In the Wake of Hurricane…Sandy

In the wake of Hurricanes Harvey and Irma, and with the hurricane season not yet over, insurance experts are dispensing valuable advice in the media about filing claims. Typically, they advise homeowners to file without delay, photograph all storm damage, document expenses incurred from urgent repairs and relocation costs, keep a log of all communications with insurers, and so on.

All of this is good advice, tried and true. What they may not mention is how long it will take to secure compensation. (Or what the homeowner considers fair compensation, which is often not the same as the insurer’s idea.) It wouldn’t surprise anyone that the process could take weeks and months.

What is, however, shocking and deeply worrisome, is that when victims of Hurricanes Harvey and Irma put in their claims, they will have to get in line behind the victims of Hurricane Sandy.

That’s right. Almost five years after Sandy devastated communities in New York and New Jersey, over a thousand families are still fighting with the Federal Emergency Management Agency (FEMA) over their flood claims, according to the government’s own reports.

FEMA is being accused of dragging out the misery of the recovery process beyond anyone’s imagination.

It took Congress to twist the arms of FEMA officials to get them to reopen the Sandy claims process in 2015 due to numerous complaints about their handling of the matter. Some 2,000 people took the agency to court over sloppy evaluations and underassessments.

Perhaps it was, most of all, the revelation that in some cases reports submitted by field inspectors were rewritten by insurers that prompted FEMA to take the unprecedented step of notifying all the Sandy victims that they could request a review of their claims. About 19,500 policyholders did so, resulting in an additional $396 million paid out over the initial $8.2 billion to about 144,000 claimants.

To date, approximately 1,100 cases have yet to be concluded.

“It has been a struggle every step of the way,” August Matteis, a Washington, D.C., lawyer whose firm is representing about 1,200 policyholders, told the Associated Press. “FEMA is still fighting us tooth and nail for every penny.”

The sorry performance of FEMA in the Hurricane Katrina disaster in 2005 was a national scandal which led to an agency overhaul. In the decade since, its capacity for swift deployment of personnel to stricken areas, for damage assessment and getting help where needed and when needed, and its authority to coordinate other federal agencies in emergency response, has all been improved.

The Wall Street Journal quoted Chris P. Currie, director of homeland security for the Government Accountability Office, which has been monitoring FEMA’s progress, as saying: “I think it’s safe to say you see a lot of the reforms in action. There are always going to be challenges getting people where they need to go, but those resources were in place,” he said, referring to FEMA’s response to Harvey and Irma.

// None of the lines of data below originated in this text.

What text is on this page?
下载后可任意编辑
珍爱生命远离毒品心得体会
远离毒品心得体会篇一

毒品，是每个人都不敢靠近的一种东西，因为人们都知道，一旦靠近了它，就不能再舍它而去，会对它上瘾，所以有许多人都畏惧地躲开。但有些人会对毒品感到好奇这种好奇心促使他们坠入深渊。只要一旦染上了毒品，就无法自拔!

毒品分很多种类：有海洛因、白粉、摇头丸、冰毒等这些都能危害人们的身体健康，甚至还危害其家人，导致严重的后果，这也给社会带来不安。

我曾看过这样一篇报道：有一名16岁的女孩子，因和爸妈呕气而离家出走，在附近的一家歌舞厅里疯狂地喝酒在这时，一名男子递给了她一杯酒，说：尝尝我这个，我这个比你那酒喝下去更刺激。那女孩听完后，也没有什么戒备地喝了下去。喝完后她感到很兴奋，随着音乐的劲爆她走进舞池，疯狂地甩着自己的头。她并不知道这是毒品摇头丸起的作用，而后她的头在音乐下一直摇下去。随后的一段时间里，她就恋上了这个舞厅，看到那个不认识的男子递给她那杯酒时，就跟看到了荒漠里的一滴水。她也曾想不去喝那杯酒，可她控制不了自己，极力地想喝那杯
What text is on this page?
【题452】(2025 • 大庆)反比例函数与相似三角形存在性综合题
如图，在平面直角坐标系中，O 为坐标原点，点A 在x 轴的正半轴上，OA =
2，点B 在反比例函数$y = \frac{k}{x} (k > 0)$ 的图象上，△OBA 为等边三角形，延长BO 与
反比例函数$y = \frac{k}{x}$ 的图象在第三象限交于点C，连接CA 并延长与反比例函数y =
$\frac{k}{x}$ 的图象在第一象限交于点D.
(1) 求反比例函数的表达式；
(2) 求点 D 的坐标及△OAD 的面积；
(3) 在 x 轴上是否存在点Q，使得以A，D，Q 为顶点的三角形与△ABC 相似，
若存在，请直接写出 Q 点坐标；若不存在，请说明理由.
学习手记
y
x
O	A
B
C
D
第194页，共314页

But the focus has been on delivering immediate assistance to victims in the disaster areas. FEMA’s talent for mismanagement when it comes to compensation for damage caused by hurricanes seems to have survived those reforms.

Perhaps FEMA needs to undergo another round of inspection and adjustment. Perhaps there is something fundamentally wrong not only with the procedures of adjudicating claims, but with the attitudes of the officials in charge.

Why filing a claim for storm damage with the federal government should be a bitter, adversarial process is not clear.

To be sure, the government and private insurers must check the veracity of each claim, and it is only to be expected that some assessments will be disputed. But to prolong the agony for five years is to take bureaucracy to a level of inefficiency and obstinacy that approaches systematic harassment of American citizens.

In any case, the lesson for the survivors of Harvey and Irma is obvious: They have to gird themselves for a similar struggle.

Submitting claims speedily and documenting everything may not be enough. Policyholders have to be ready to seek legal advice and representation in dealing with the people in Washington who are there — ostensibly, at least — to help them.

At the risk of laying another level of bureaucracy on top of what already exists, Congress might want to consider creating a forum to mediate such claims and to step in when the process reaches a certain point after the storm waters have receded, and the victims are still swamped by an unyielding officialdom.

That should be a last resort. Much better, though it might be asking too much, if the inspectors and adjustors would just show a little more compassion, a little more reasonableness, the country could save a great deal of time, trouble and money on paperwork and courts.